Nas pistas há mais de 30 anos, Marcus encarou uma pela primeira vez na matinê do Vera Cruz, aos 12. "Curtia dançar com meu primo e a namoradinha dele na varanda de casa. Quando cheguei ali, me emocionei, pois tocou músicas que ouvia nas rádios."

Precursor de coreografias de passinhos de charme, criou a escola "Dança charme e CIA", em 2009. "Joel foi um visionário. Ao me convidar, sabia que eu não deixaria o projeto para trás", diz.

Evelyn Esteves - Baile charme no Rio de Janeiro - Fabiana Batista/UOL - Fabiana Batista/UOL
Evelyn Esteves era uma das dançarinas na primeira fila do baile no último fim de semana
Imagem: Fabiana Batista/UOL

Charmeiros da primeira fila

No bar, cerveja gelada e pizza brotinho — e picolé para as crianças. Na pista, sandálias, tênis, tamancos: ninguém ousa vestir chinelo ou chegar mal arrumado. O penteado também é prioridade. Black, tranças, carecas, cabelo batido na régua. No microfone, a apresentadora da noite, Bea Lopes, lembra: "O charmeiro tem que ter, antes de tudo, charme".

Nesses bailes, é comum que um grupo fique na frente "dando ritmo". Eles, os estilosos charmeiros da primeira fila, ensaiam antes e a ideia é que todo mundo siga os passinhos deles. Naquela noite, mais de dez jovens contagiavam a pista. Juntos, deslizavam os pés, rodavam e batiam palmas no ritmo.

Evelyn Esteves, 29, era uma das dançarinas. Com um sorriso no rosto, dança, dubla e conduz coreografias. Frequenta bailes charmes desde 2012, quando foi pela primeira vez em uma comemoração de aniversário. "Vi as pessoas dançando juntas e me identifiquei."

Na época, ela tinha cabelo alisado. Ao voltar para a casa depois do primeiro baile, cortou o cabelo curto para eliminar de vez a química e, desde então, cultiva um penteado black. Com uma mini toalha para secar o suor, peça fundamental do "kit charmeiro", ela sai poucas vezes do salão - entre elas, para beber água e para conversar com a reportagem.
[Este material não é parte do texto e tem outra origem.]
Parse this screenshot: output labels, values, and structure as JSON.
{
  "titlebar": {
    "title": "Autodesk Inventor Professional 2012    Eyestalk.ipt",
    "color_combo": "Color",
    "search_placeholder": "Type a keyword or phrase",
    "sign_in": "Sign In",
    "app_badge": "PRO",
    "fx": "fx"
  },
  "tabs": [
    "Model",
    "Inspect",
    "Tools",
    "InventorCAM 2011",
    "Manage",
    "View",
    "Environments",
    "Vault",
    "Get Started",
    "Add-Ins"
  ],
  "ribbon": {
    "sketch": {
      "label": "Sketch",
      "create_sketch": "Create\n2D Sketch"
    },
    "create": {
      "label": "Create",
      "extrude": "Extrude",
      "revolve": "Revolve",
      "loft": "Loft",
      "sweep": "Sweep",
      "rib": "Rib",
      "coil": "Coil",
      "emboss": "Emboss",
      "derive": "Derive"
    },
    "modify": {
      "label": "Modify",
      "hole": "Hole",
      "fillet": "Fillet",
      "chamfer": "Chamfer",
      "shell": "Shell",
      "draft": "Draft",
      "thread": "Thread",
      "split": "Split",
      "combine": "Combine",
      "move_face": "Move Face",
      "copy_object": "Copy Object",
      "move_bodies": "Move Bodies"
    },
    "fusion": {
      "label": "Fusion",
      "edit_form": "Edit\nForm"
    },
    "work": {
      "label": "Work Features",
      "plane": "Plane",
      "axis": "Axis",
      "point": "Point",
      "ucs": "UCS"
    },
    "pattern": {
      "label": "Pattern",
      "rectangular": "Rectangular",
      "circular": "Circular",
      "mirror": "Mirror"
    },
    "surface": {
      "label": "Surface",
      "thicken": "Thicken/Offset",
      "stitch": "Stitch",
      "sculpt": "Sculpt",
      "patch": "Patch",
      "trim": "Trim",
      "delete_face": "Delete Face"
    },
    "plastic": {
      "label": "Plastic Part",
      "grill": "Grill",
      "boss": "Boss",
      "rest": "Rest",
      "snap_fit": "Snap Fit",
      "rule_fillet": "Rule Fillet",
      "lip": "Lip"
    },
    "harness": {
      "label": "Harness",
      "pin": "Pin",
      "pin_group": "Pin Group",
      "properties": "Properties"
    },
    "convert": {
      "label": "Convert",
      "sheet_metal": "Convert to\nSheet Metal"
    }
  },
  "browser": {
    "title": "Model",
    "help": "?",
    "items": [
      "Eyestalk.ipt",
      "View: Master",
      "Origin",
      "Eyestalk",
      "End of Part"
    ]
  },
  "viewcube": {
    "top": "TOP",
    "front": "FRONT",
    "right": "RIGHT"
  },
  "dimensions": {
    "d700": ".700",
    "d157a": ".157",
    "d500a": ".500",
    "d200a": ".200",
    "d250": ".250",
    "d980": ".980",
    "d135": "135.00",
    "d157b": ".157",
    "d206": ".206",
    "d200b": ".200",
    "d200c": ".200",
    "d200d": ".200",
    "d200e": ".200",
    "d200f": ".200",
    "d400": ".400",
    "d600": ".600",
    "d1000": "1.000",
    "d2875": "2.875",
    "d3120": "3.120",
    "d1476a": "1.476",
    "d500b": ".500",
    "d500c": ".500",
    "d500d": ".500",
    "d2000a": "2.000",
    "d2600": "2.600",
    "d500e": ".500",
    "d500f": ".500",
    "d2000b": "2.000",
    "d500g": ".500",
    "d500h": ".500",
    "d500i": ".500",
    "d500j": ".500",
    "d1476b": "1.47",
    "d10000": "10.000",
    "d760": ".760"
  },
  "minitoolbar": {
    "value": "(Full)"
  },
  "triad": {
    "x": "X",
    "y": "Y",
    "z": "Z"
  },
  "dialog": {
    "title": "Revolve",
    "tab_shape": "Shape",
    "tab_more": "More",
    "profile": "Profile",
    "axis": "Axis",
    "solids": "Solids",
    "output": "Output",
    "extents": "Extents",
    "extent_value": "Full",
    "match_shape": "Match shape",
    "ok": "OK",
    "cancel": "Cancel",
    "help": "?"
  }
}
Baile charme no Rio de Janeiro - Fabiana Batista/UOL - Fabiana Batista/UOL
A cena charme conta com dança coreografada e som, incluindo R&B e hip hop melódico
Imagem: Fabiana Batista/UOL

Ninguém quer ir embora

A cena charme tem quatro principais elementos: a dança coreografada; o som, incluindo R&B e hip hop melódico; o comportamento de paz (os bailes têm fama de serem pacíficos); e a vestimenta, que se modificou conforme o tempo.

"Aqui tem gente preta, periférica e suburbana que ama charme. O baile não só voltou, ele não vai morrer nunca", destacou Marcus.

No palco, foram anunciados os músicos João Loroza, Chelle, Phil Zaq e Cee Jay, que cantaram, à capela, músicas consagradas da cena. Na última, a plateia jovem acompanhava em coro a música "Radar", de Gloria Groove. "Que música linda, quem é?", questionou uma senhora, surpresa. "A maior da nossa geração", respondeu uma garota de uns 20 anos, rindo.

O relógio bateu às 21h, hora de acabar o baile. A pista esvaziou pouco, pois o público não parecia querer se despedir. A segunda-feira batia na porta, mas os mais jovens, cheios de energia, já questionavam uns aos outros: "Qual é a próxima festa?"